Both the self-reporting from the policy author and the kwctl annotate heuristic scan cannot be used as a security boundary. A policy publisher could embed any arbitrary hostCapabilities list in the metadata regardless of what the binary actually does at runtime.

Use this information as one signal alongside other trust indicators (image signing, source code review, policy provenance, and so on), not as an authoritative proof of what capabilities a policy exercises.

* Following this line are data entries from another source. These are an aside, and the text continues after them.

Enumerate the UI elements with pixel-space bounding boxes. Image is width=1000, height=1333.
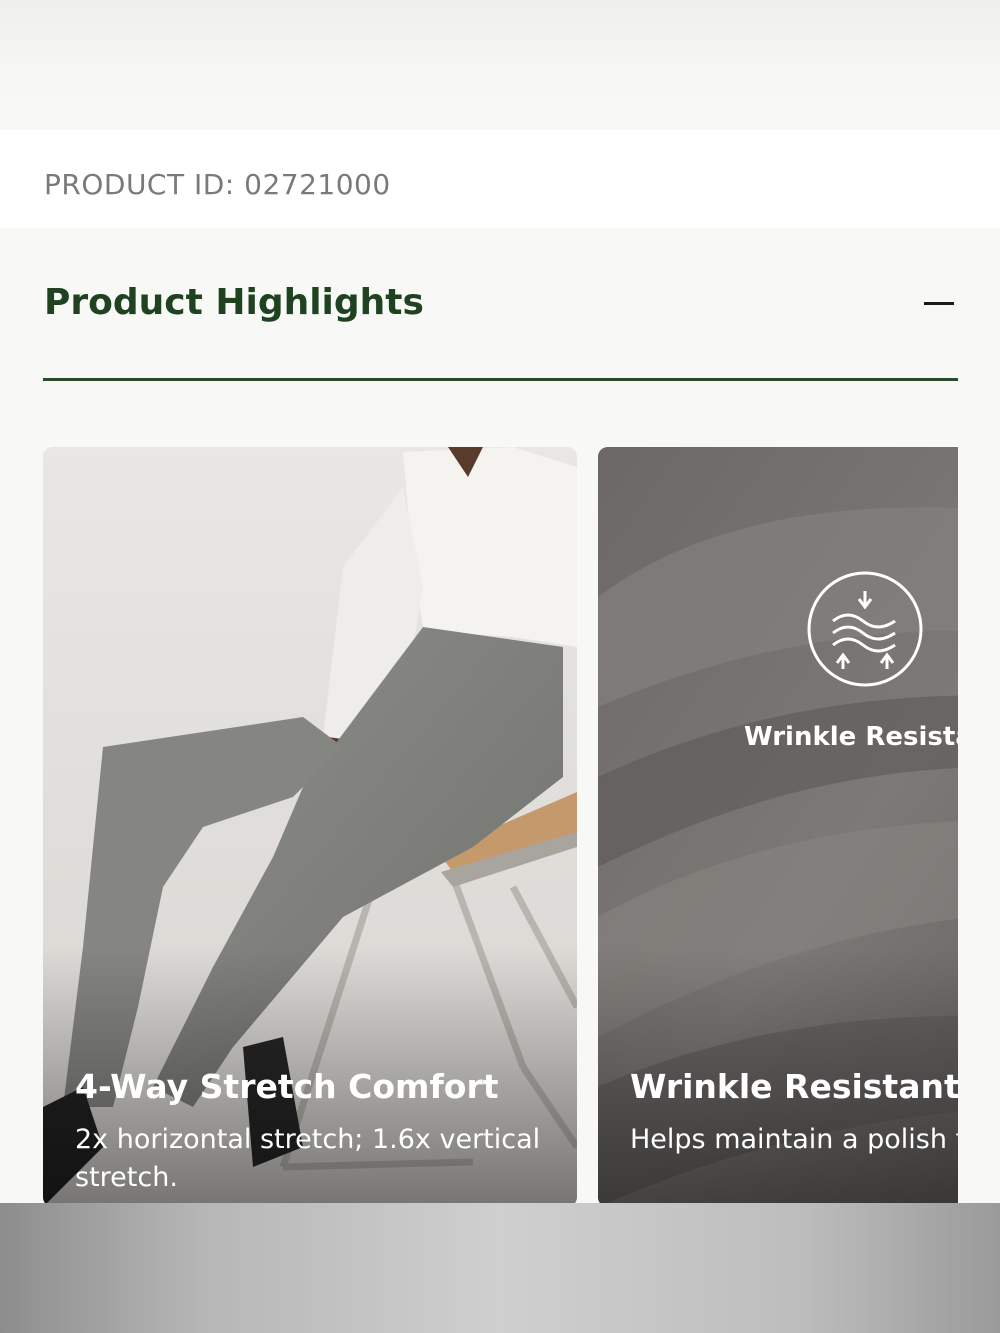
highlight-card-wrinkle[interactable]: Wrinkle Resista Wrinkle Resistant Helps …: [598, 447, 958, 1207]
card-title: Wrinkle Resistant: [630, 1067, 958, 1106]
badge-label: Wrinkle Resista: [744, 722, 958, 752]
card-description: Helps maintain a polish through long hou…: [630, 1124, 958, 1155]
product-highlights-header[interactable]: Product Highlights: [44, 278, 958, 338]
highlights-carousel[interactable]: 4-Way Stretch Comfort 2x horizontal stre…: [43, 447, 958, 1207]
highlight-card-stretch[interactable]: 4-Way Stretch Comfort 2x horizontal stre…: [43, 447, 577, 1207]
product-highlights-title: Product Highlights: [44, 282, 424, 323]
bottom-fade: [0, 1203, 1000, 1333]
collapse-button[interactable]: [908, 278, 958, 328]
product-id: PRODUCT ID: 02721000: [44, 168, 391, 201]
top-banner: [0, 0, 1000, 130]
card-title: 4-Way Stretch Comfort: [75, 1067, 499, 1106]
minus-icon: [924, 302, 954, 305]
product-id-section: PRODUCT ID: 02721000: [0, 130, 1000, 228]
card-description: 2x horizontal stretch; 1.6x vertical str…: [75, 1124, 541, 1193]
section-divider: [43, 378, 958, 381]
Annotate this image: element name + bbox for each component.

Running a policy with host capability calls

kwctl run and kwctl bench now have a flag --allowed-host-capabilities. This flag sets the host capabilities the policy is allowed to use and can be repeated many times. For example:

kwctl run \
  --allowed-host-capabilities 'oci/*' \
  --allowed-host-capabilities 'kubernetes/get_resource'

kwctl will emit errors if the policy has not been granted enough permissions for the needed capabilities.

This allows Policy Users to assess their policies out-of-cluster.